Le colonel Kadhafi est apparu à la télévision libyenne, recevant les chefs de tribus, mais il est impossible de dater avec certitude ces images. Dans un message sonore diffusé aussi par la télévision, il a appelé la population à le rejoindre, affirmant qu'il n'était pour lui pas question de se rendre.

La Russie et la Chine, au départ très réservés, ont commencé à prendre langue avec les représentants du CNT (Conseil national de transition). Un émissaire russe était mardi 7 juin à Benghazi, précédé, très discrètement, par un émissaire chinois. En Afrique aussi, le front des soutiens se fissure sérieusement.

Ainsi, le président du Gabon, depuis New York où il assiste à un sommet sur le sida, appelle, en des termes très diplomatiques, le numéro un libyen à ne pas constituer un frein pour la paix.

Ce qui est important, c'est que la paix revienne en Libye. A partir du moment où on constitue un frein pour la paix, il faut en tirer les conséquences

Ali Bongo
08-06-2011

Le président mauritanien, membre du comité ad hoc de l'UA, se désolidarise des positions de l'Union africaine

Avec notre correspondanteà Nouakchott

Le président mauritanien, dans une interview à l'AFP, appelle pour sa part le colonel Kadhafi à partir. « Kadhafi ne peut plus diriger la Libye. Son départ devient une nécessité », a affirmé lundi le président mauritanien à l’AFP.

Par cette déclaration, Ould Abdel Aziz se désolidarise non seulement du leader libyen, mais aussi des positions de l’Union africaine qu’il soutenait jusqu’alors. Un changement d’autant plus significatif que le président mauritanien fait partie du comité ad hoc de l’Union africaine sur la Libye.

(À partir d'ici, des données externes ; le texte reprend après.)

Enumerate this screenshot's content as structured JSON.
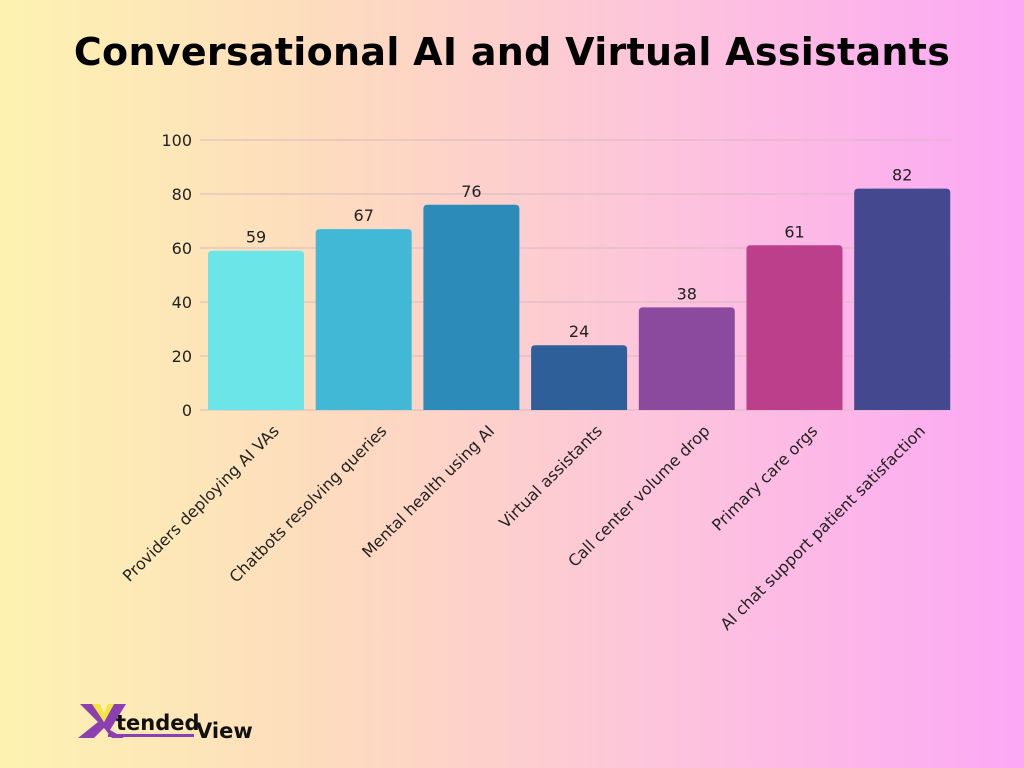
{
  "chart_data": {
    "type": "bar",
    "title": "Conversational AI and Virtual Assistants",
    "xlabel": "",
    "ylabel": "",
    "ylim": [
      0,
      100
    ],
    "yticks": [
      0,
      20,
      40,
      60,
      80,
      100
    ],
    "grid": true,
    "categories": [
      "Providers deploying AI VAs",
      "Chatbots resolving queries",
      "Mental health using AI",
      "Virtual assistants",
      "Call center volume drop",
      "Primary care orgs",
      "AI chat support patient satisfaction"
    ],
    "values": [
      59,
      67,
      76,
      24,
      38,
      61,
      82
    ],
    "colors": [
      "#6ce5e8",
      "#41b8d5",
      "#2d8bba",
      "#2f5f98",
      "#8c4a9e",
      "#bb3f8a",
      "#43488f"
    ]
  },
  "logo": {
    "text": "XtendedView"
  }
}
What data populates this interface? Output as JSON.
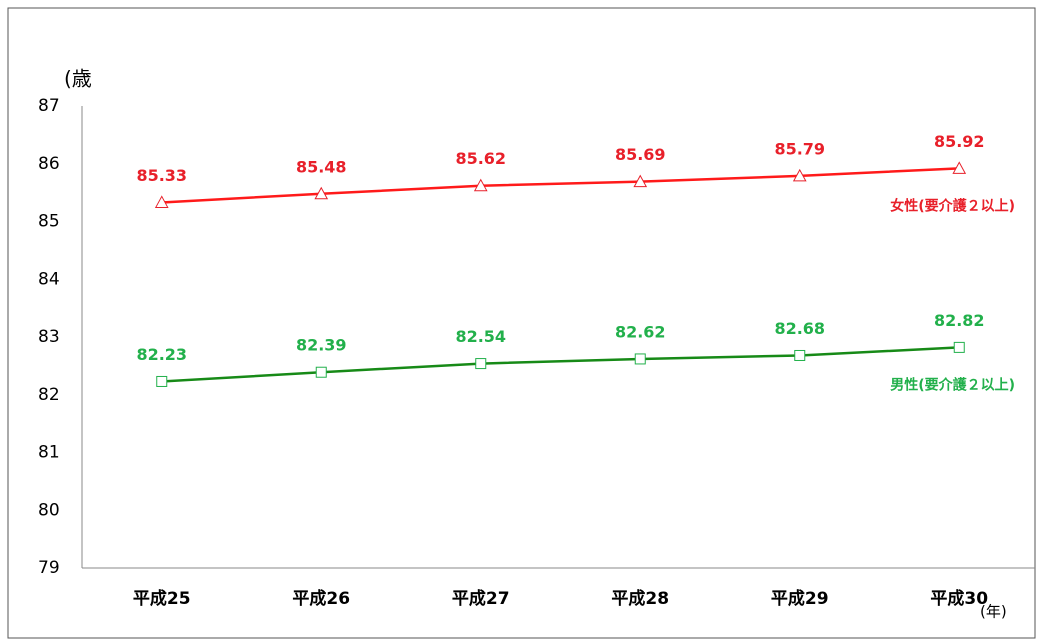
{
  "chart_data": {
    "type": "line",
    "y_label": "(歳",
    "x_label": "(年)",
    "categories": [
      "平成25",
      "平成26",
      "平成27",
      "平成28",
      "平成29",
      "平成30"
    ],
    "series": [
      {
        "name": "女性(要介護２以上)",
        "color": "#ff1a1a",
        "label_color": "#e8202a",
        "marker": "triangle",
        "values": [
          85.33,
          85.48,
          85.62,
          85.69,
          85.79,
          85.92
        ]
      },
      {
        "name": "男性(要介護２以上)",
        "color": "#178a17",
        "label_color": "#22b04b",
        "marker": "square",
        "values": [
          82.23,
          82.39,
          82.54,
          82.62,
          82.68,
          82.82
        ]
      }
    ],
    "ylim": [
      79,
      87
    ],
    "yticks": [
      79,
      80,
      81,
      82,
      83,
      84,
      85,
      86,
      87
    ],
    "grid": false
  }
}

Le 20 mars, à Nouakchott, alors que les frappes autorisées par la résolution 1973 de l’ONU avaient débuté depuis quelques heures, le président mauritanien affirmait encore que les propositions du comité ad hoc devaient «être conformes au rejet de toute intervention militaire étrangère qu'elle qu'en soit la forme». Quelques heures plus tard, il faisait marche arrière, annonçant que le comité devait «agir en complémentarité avec la résolution».

Ould Abdel Aziz avait ensuite également soutenu la feuille de route de l’Union africaine, prévoyant un cessez-le-feu et une période de transition, censée mener à des élections libres. Proposition acceptée en avril par Kadhafi mais rejetée par les rebelles, exigeant le départ du leader libyen comme condition préalable au dialogue. Aujourd’hui, le président mauritanien se prononce toujours en faveur d’une solution négociée, car selon lui, les frappes de l’Otan « ne règlent pas le problème » et « c'est l'Etat et le peuple libyen qui en souffrent ».

Face à ce constat de souffrance, le président mauritanien affirme désormais qu' « il faut faire partir Kadhafi sans faire plus de dégâts ».

Ould Abdel Aziz est ainsi le 3e président africain à prendre officiellement position contre Mouammar Kadhafi, après les chefs d’Etat gambien et sénégalais. Pour sa part, l'Algérie a annoncé le gel des avoirs du clan Kadhafi, une manière aussi de se rapprocher du Conseil national de transition libyen.